Bubble is a slice of life in the modest lives of three dollhouse factory workers in the poor Ohio/West Virginia heartland. Unknowns Debbie Doebereiner, Dustin James Ashley (doppelganger of the Twin Cities’ Keith, the Gopher Bar bartender,)and Misty Dawn Wilkins (Martha, Kyle and Rose, respectively) took an anemic script — and I’m guessing their community college acting lessons — and put them to the test of the heart-pounding boredom that is known to some of us as the heartland.

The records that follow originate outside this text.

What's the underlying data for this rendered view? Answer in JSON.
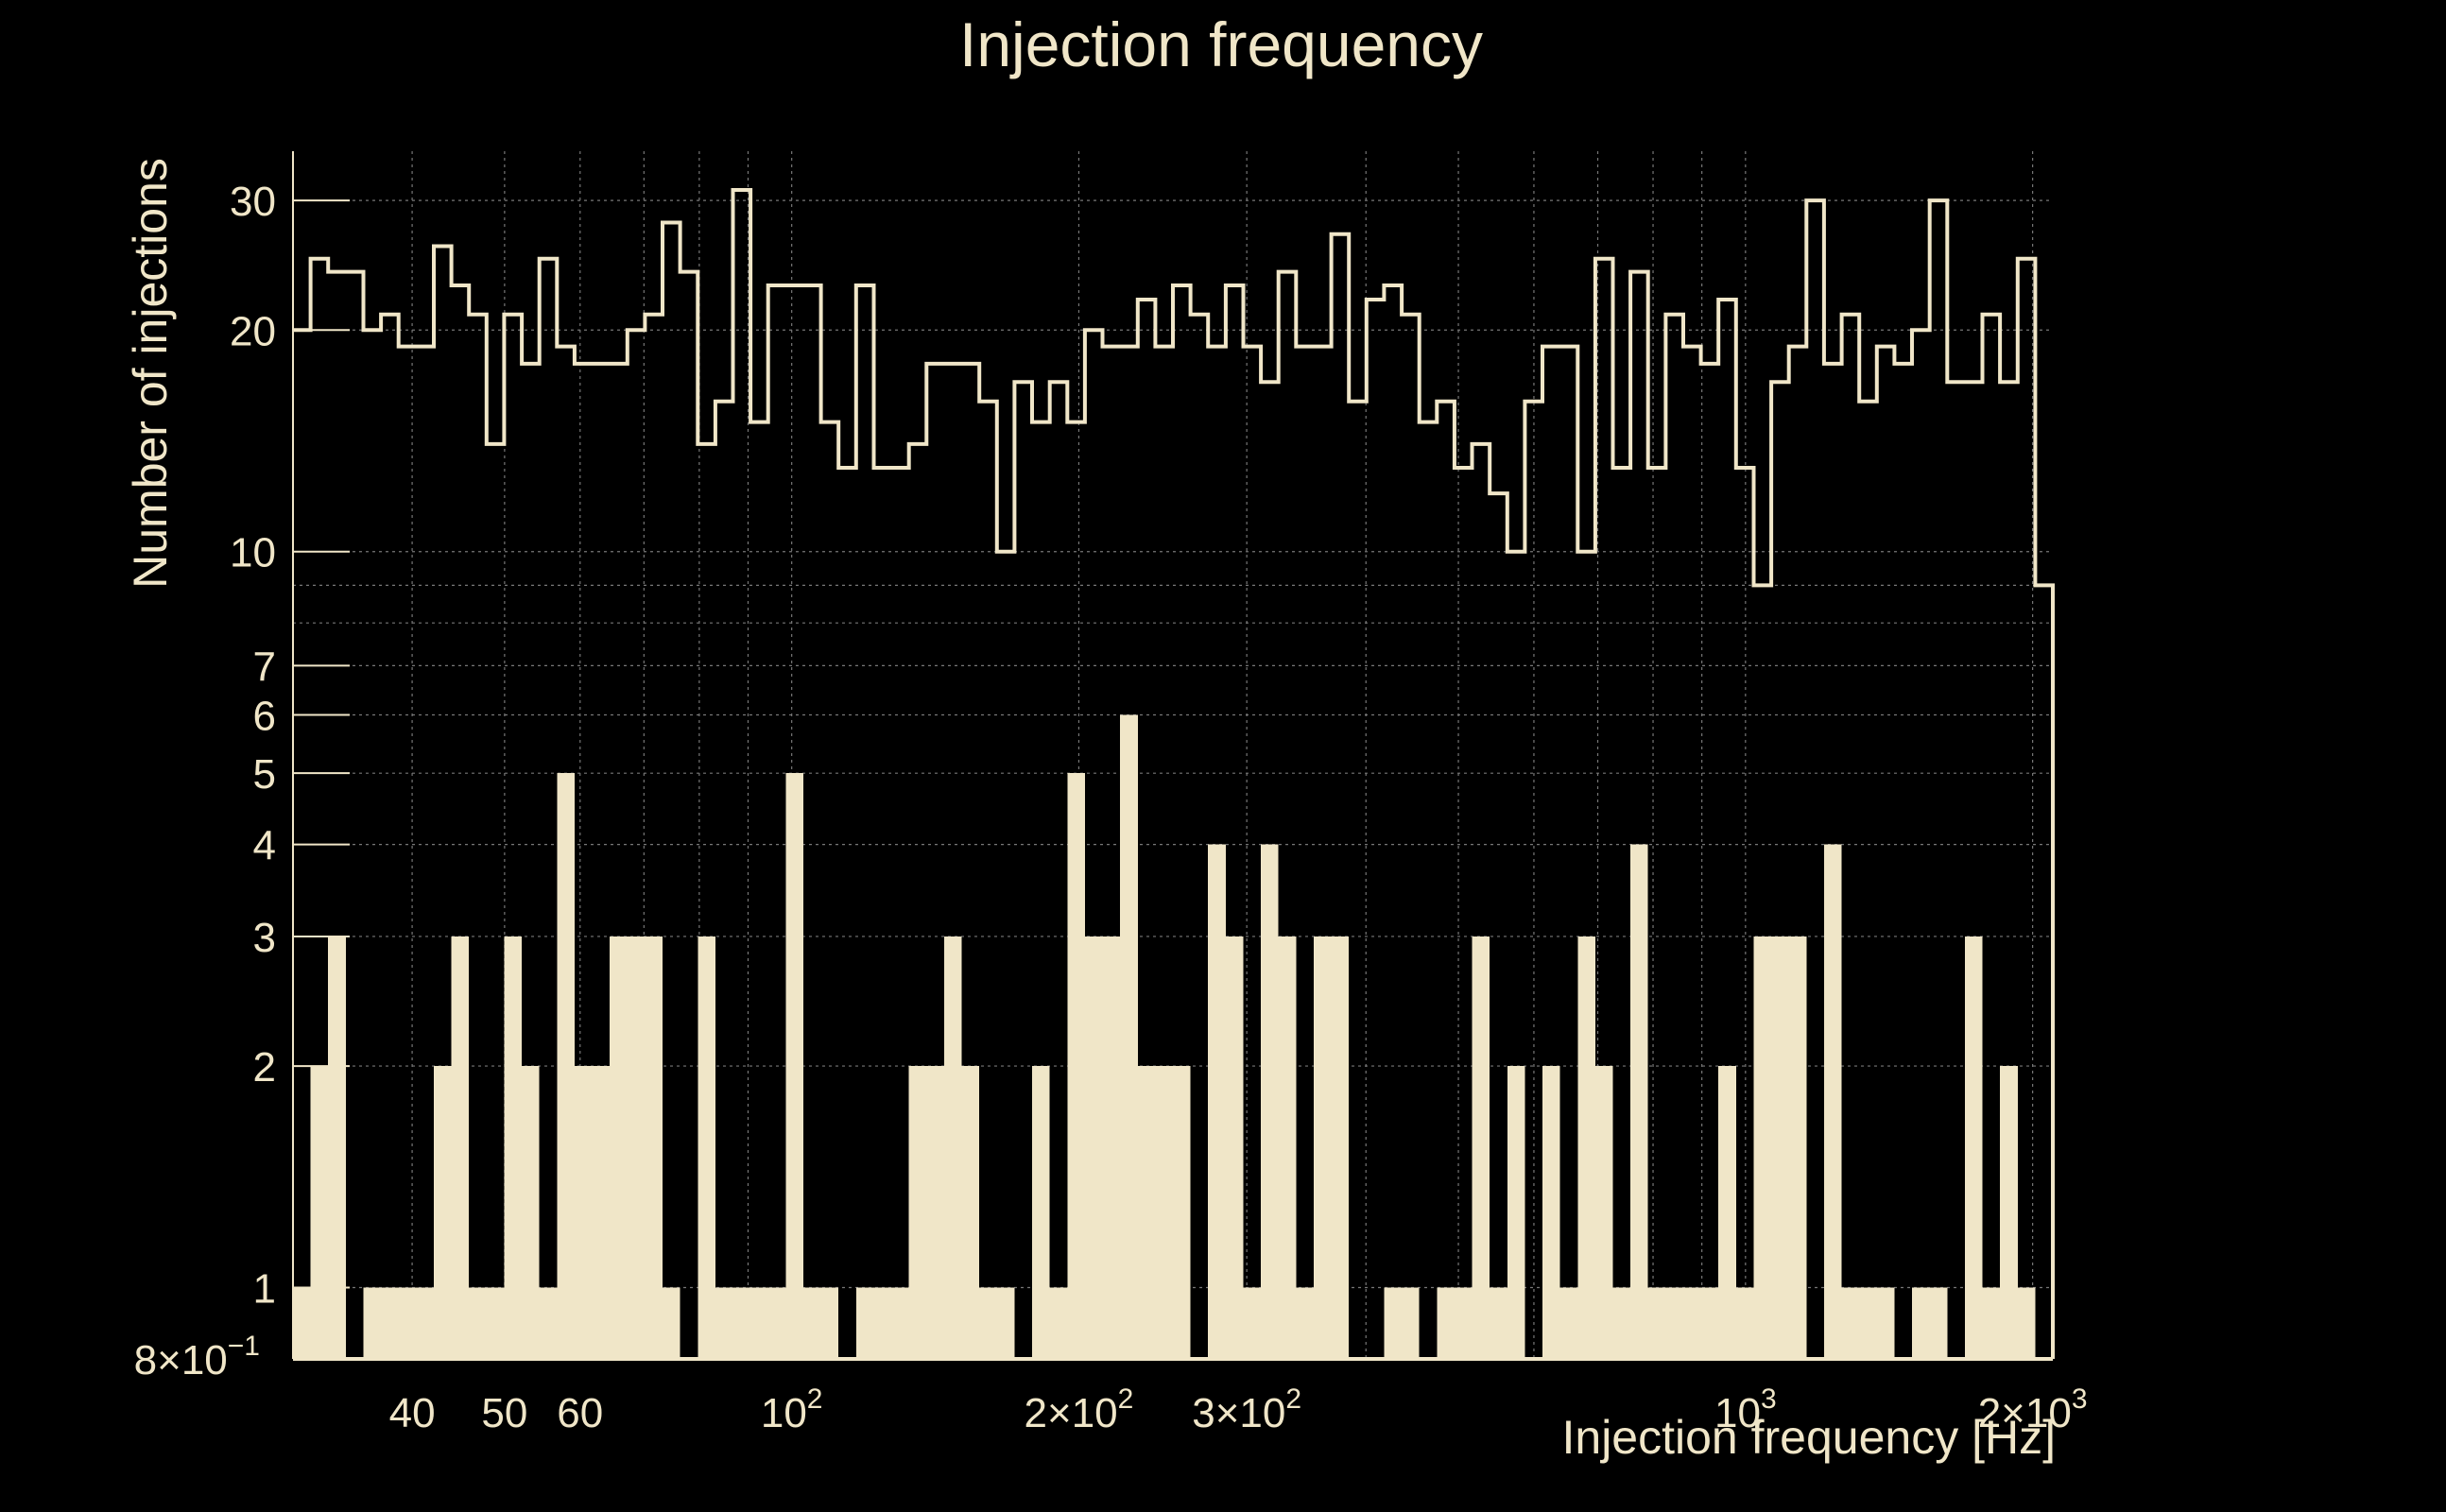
{
  "chart_data": {
    "type": "bar",
    "title": "Injection frequency",
    "xlabel": "Injection frequency [Hz]",
    "ylabel": "Number of injections",
    "x_scale": "log",
    "y_scale": "log",
    "xlim": [
      30,
      2100
    ],
    "ylim": [
      0.8,
      35
    ],
    "grid": true,
    "colors": {
      "background": "#000000",
      "text": "#f0e6c8",
      "fill": "#f0e6c8",
      "grid": "#777777"
    },
    "x_ticks": [
      {
        "label": "40",
        "value": 40
      },
      {
        "label": "50",
        "value": 50
      },
      {
        "label": "60",
        "value": 60
      },
      {
        "label": "10",
        "sup": "2",
        "value": 100
      },
      {
        "label": "2×10",
        "sup": "2",
        "value": 200
      },
      {
        "label": "3×10",
        "sup": "2",
        "value": 300
      },
      {
        "label": "10",
        "sup": "3",
        "value": 1000
      },
      {
        "label": "2×10",
        "sup": "3",
        "value": 2000
      }
    ],
    "y_ticks": [
      {
        "label": "8×10",
        "sup": "−1",
        "value": 0.8
      },
      {
        "label": "1",
        "value": 1
      },
      {
        "label": "2",
        "value": 2
      },
      {
        "label": "3",
        "value": 3
      },
      {
        "label": "4",
        "value": 4
      },
      {
        "label": "5",
        "value": 5
      },
      {
        "label": "6",
        "value": 6
      },
      {
        "label": "7",
        "value": 7
      },
      {
        "label": "10",
        "value": 10
      },
      {
        "label": "20",
        "value": 20
      },
      {
        "label": "30",
        "value": 30
      }
    ],
    "bin_edges": {
      "start": 30,
      "end": 2100,
      "count": 100
    },
    "series": [
      {
        "style": "step",
        "values": [
          20,
          25,
          24,
          24,
          20,
          21,
          19,
          19,
          26,
          23,
          21,
          14,
          21,
          18,
          25,
          19,
          18,
          18,
          18,
          20,
          21,
          28,
          24,
          14,
          16,
          31,
          15,
          23,
          23,
          23,
          15,
          13,
          23,
          13,
          13,
          14,
          18,
          18,
          18,
          16,
          10,
          17,
          15,
          17,
          15,
          20,
          19,
          19,
          22,
          19,
          23,
          21,
          19,
          23,
          19,
          17,
          24,
          19,
          19,
          27,
          16,
          22,
          23,
          21,
          15,
          16,
          13,
          14,
          12,
          10,
          16,
          19,
          19,
          10,
          25,
          13,
          24,
          13,
          21,
          19,
          18,
          22,
          13,
          9,
          17,
          19,
          30,
          18,
          21,
          16,
          19,
          18,
          20,
          30,
          17,
          17,
          21,
          17,
          25,
          9
        ]
      },
      {
        "style": "filled",
        "values": [
          1,
          2,
          3,
          0,
          1,
          1,
          1,
          1,
          2,
          3,
          1,
          1,
          3,
          2,
          1,
          5,
          2,
          2,
          3,
          3,
          3,
          1,
          0,
          3,
          1,
          1,
          1,
          1,
          5,
          1,
          1,
          0,
          1,
          1,
          1,
          2,
          2,
          3,
          2,
          1,
          1,
          0,
          2,
          1,
          5,
          3,
          3,
          6,
          2,
          2,
          2,
          0,
          4,
          3,
          1,
          4,
          3,
          1,
          3,
          3,
          0,
          0,
          1,
          1,
          0,
          1,
          1,
          3,
          1,
          2,
          0,
          2,
          1,
          3,
          2,
          1,
          4,
          1,
          1,
          1,
          1,
          2,
          1,
          3,
          3,
          3,
          0,
          4,
          1,
          1,
          1,
          0,
          1,
          1,
          0,
          3,
          1,
          2,
          1,
          0
        ]
      }
    ]
  }
}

Soderbergh is an awesome director, and here’s why. Sometimes a photo of you and your best friend at the donut shop is the highlight of your day – even when it comes at 6 a.m. And when the highlight of your year is a $50 bonus for making quota and a ride to your second job, it’s hard to argue missing out on the latest fashion trend. And perhaps eating fast food every day for lunch isn’t always a hook from which to base a documentary.

It’s half documentary, half independent film. You laugh and you cringe. You’ve been there or you know someone who has.

I recently watched the David Sutherland film, Country Boys, and couldn’t help but see the resemblance of Sutherland’s real life down-home conversation and life experience portrayed in his film to Soderbergh’s daily back and forth conversational regime rife with forced agony and friendship (mostly between the Martha and Kyle characters). In fact, if you liked Bubble, I strongly recommend you check you Sutherland’s documentary.

Could it be that the monotony of poor, down-home life is the stuff dreams are made of? For the 80 minutes I escaped the Uptown mindset, I was in a little bubble myself.

Bubble is currently playing at The Lagoon, which has an awesome online ticket sales feature that makes going there effortless. If you buy a movie ticket for Bubble, you get $5 off the DVD, which they sell at the snack counter.